According to a 2019 national survey, 49.2% of surveyed American adults say they have used marijuana. Does this mean almost half the adult population is precluded from federal employment? The short answer: no—and recent guidance from the Acting Director of the U.S. Office of Personnel Management (“OPM”) sheds additional light on the Government’s evolving position on past marijuana use within its ranks.
On February 25, 2021, Acting Director Kathleen M. McGettigan issued a memorandum providing updated guidance on federal agencies’ consideration of how an individual’s marijuana use “may or may not adversely affect the integrity or efficiency of the Government and thereby impact their suitability or fitness for a position.”
When an agency is required to determine whether an individual is suitable for federal employment, that decision is based upon the presence or absence of factors set forth in 5 C.F.R. § 731.202(b). Two of these factors – (1) illegal use of narcotics, drugs, or other controlled substances without evidence of substantial rehabilitation; and (2) criminal or dishonest conduct – are implicated if an applicant has used or possessed (or currently uses or possesses) marijuana.
OPM’s suitability regulations, however, prohibit agencies from automatically finding individuals unsuitable for federal employment based on either of those factors. See § 731.201. Rather, the regulations require that the individual’s conduct be evaluated on a case-by-case basis to determine the impact, if any, of that conduct on the integrity and efficiency of the Government. To this end, in each case, the agency must consider the following additional considerations if they apply:
- the nature of the position for which the person is applying or in which the person is employed;
- the nature and seriousness of the conduct;
- the circumstances surrounding the conduct;
- the recency of the conduct;
- the age of the person at the time of the conduct;
- any contributing societal conditions; and
- the absence or presence of rehabilitation or efforts toward rehabilitation.
731.201(c). Because each case turns on the existence of a nexus (i.e., a connection) between the conduct and the integrity or efficiency of the service, prior marijuana use (even recent use) is not automatically disqualifying:
[I]t would be inconsistent with suitability regulations to implement a policy of finding an individual unfit or unsuitable for federal service solely on the basis of recency of marijuana use. Past marijuana use, including recently discontinued marijuana use, should be viewed differently from ongoing marijuana use.
In fact, even if a person has a criminal history of marijuana possession, agencies cannot find that person unsuitable unless such conduct would adversely impact “the integrity or . . . efficiency of the service.” 5 C.F.R. § 731.201.

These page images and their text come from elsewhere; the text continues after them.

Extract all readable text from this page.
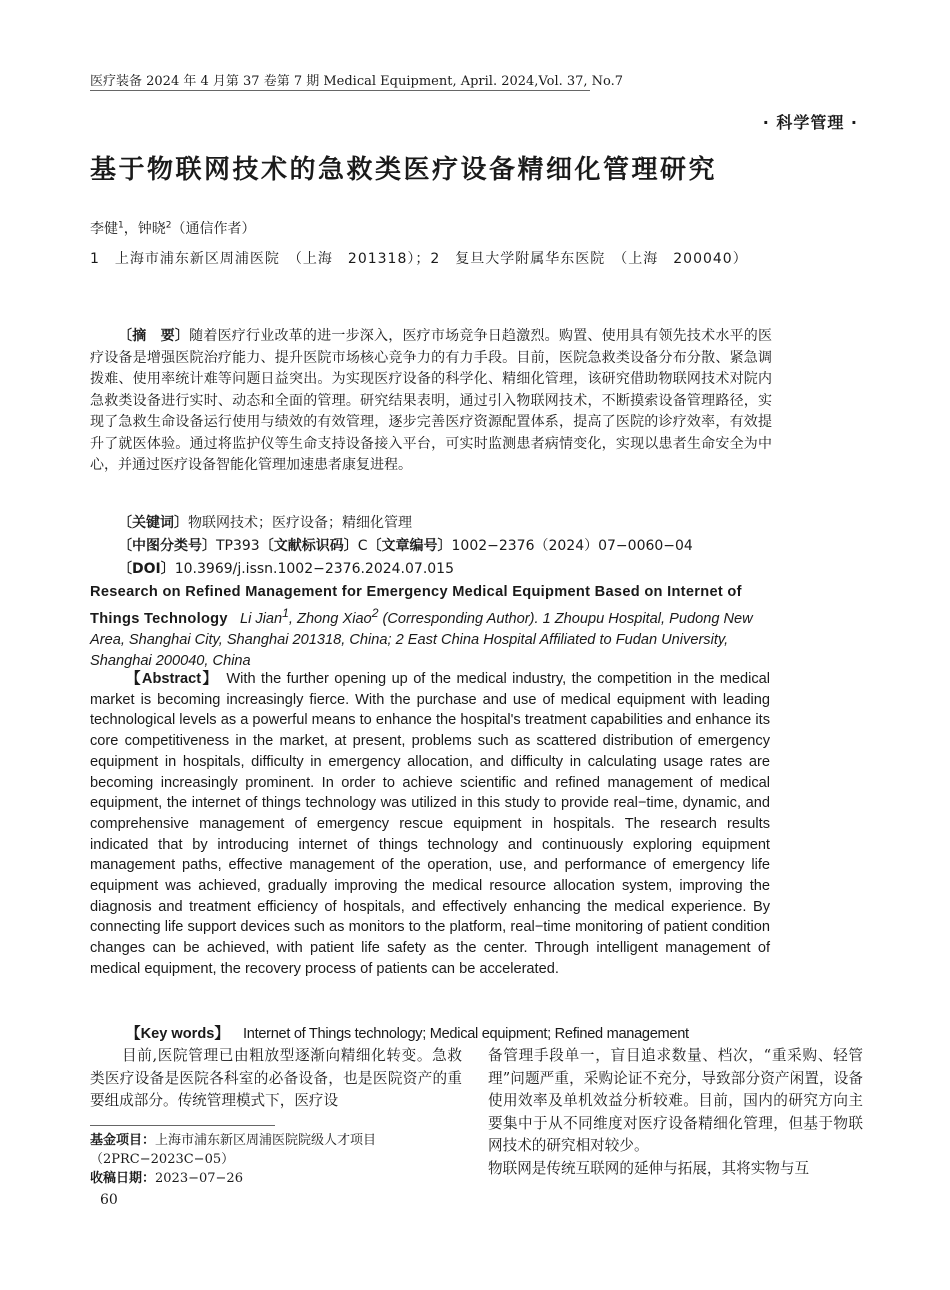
医疗装备 2024 年 4 月第 37 卷第 7 期 Medical Equipment, April. 2024,Vol. 37, No.7
· 科学管理 ·
基于物联网技术的急救类医疗设备精细化管理研究
李健$^1$，钟晓$^2$（通信作者）
1　上海市浦东新区周浦医院　（上海　201318）；2　复旦大学附属华东医院　（上海　200040）
〔摘　要〕随着医疗行业改革的进一步深入，医疗市场竞争日趋激烈。购置、使用具有领先技术水平的医疗设备是增强医院治疗能力、提升医院市场核心竞争力的有力手段。目前，医院急救类设备分布分散、紧急调拨难、使用率统计难等问题日益突出。为实现医疗设备的科学化、精细化管理，该研究借助物联网技术对院内急救类设备进行实时、动态和全面的管理。研究结果表明，通过引入物联网技术，不断摸索设备管理路径，实现了急救生命设备运行使用与绩效的有效管理，逐步完善医疗资源配置体系，提高了医院的诊疗效率，有效提升了就医体验。通过将监护仪等生命支持设备接入平台，可实时监测患者病情变化，实现以患者生命安全为中心，并通过医疗设备智能化管理加速患者康复进程。
〔关键词〕物联网技术；医疗设备；精细化管理
〔中图分类号〕TP393〔文献标识码〕C〔文章编号〕1002−2376（2024）07−0060−04
〔DOI〕10.3969/j.issn.1002−2376.2024.07.015
Research on Refined Management for Emergency Medical Equipment Based on Internet of Things Technology Li Jian$^1$, Zhong Xiao$^2$ (Corresponding Author). 1 Zhoupu Hospital, Pudong New Area, Shanghai City, Shanghai 201318, China; 2 East China Hospital Affiliated to Fudan University, Shanghai 200040, China
【Abstract】 With the further opening up of the medical industry, the competition in the medical market is becoming increasingly fierce. With the purchase and use of medical equipment with leading technological levels as a powerful means to enhance the hospital's treatment capabilities and enhance its core competitiveness in the market, at present, problems such as scattered distribution of emergency equipment in hospitals, difficulty in emergency allocation, and difficulty in calculating usage rates are becoming increasingly prominent. In order to achieve scientific and refined management of medical equipment, the internet of things technology was utilized in this study to provide real−time, dynamic, and comprehensive management of emergency rescue equipment in hospitals. The research results indicated that by introducing internet of things technology and continuously exploring equipment management paths, effective management of the operation, use, and performance of emergency life equipment was achieved, gradually improving the medical resource allocation system, improving the diagnosis and treatment efficiency of hospitals, and effectively enhancing the medical experience. By connecting life support devices such as monitors to the platform, real−time monitoring of patient condition changes can be achieved, with patient life safety as the center. Through intelligent management of medical equipment, the recovery process of patients can be accelerated.
【Key words】 Internet of Things technology; Medical equipment; Refined management
目前,医院管理已由粗放型逐渐向精细化转变。急救类医疗设备是医院各科室的必备设备，也是医院资产的重要组成部分。传统管理模式下，医疗设

备管理手段单一，盲目追求数量、档次，“重采购、轻管理”问题严重，采购论证不充分，导致部分资产闲置，设备使用效率及单机效益分析较难。目前，国内的研究方向主要集中于从不同维度对医疗设备精细化管理，但基于物联网技术的研究相对较少。

物联网是传统互联网的延伸与拓展，其将实物与互

基金项目：上海市浦东新区周浦医院院级人才项目（2PRC−2023C−05）
收稿日期：2023−07−26
60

It should be noted, however, that federal employees remain subject to Executive Order 12564, Drug-Free Federal Workplace, which requires federal employees to refrain from using illegal drugs and recognizes that persons who currently use illegal drugs are not suitable for federal employment.
Although OPM’s recent guidance represents a flexible approach to the government’s consideration of marijuana use or possession in its capacity as an employer, federal law on marijuana remains unchanged: marijuana remains a controlled substance under Schedule I of the Controlled Substance Act. State and local efforts to decriminalize marijuana use (for medical or recreational use) do not alter federal law or Executive Branch policies regarding a drug-free workplace. (During his confirmation hearings, U.S. Attorney General Merrick Garland indicated the U.S. Department of Justice might not pursue federal criminal charges for marijuana use in states that had decriminalized such use.) Thus, until Congress changes the law regarding marijuana use or possession, employees and applicants will be well-advised to discontinue such use should they hope to occupy a federal position of trust.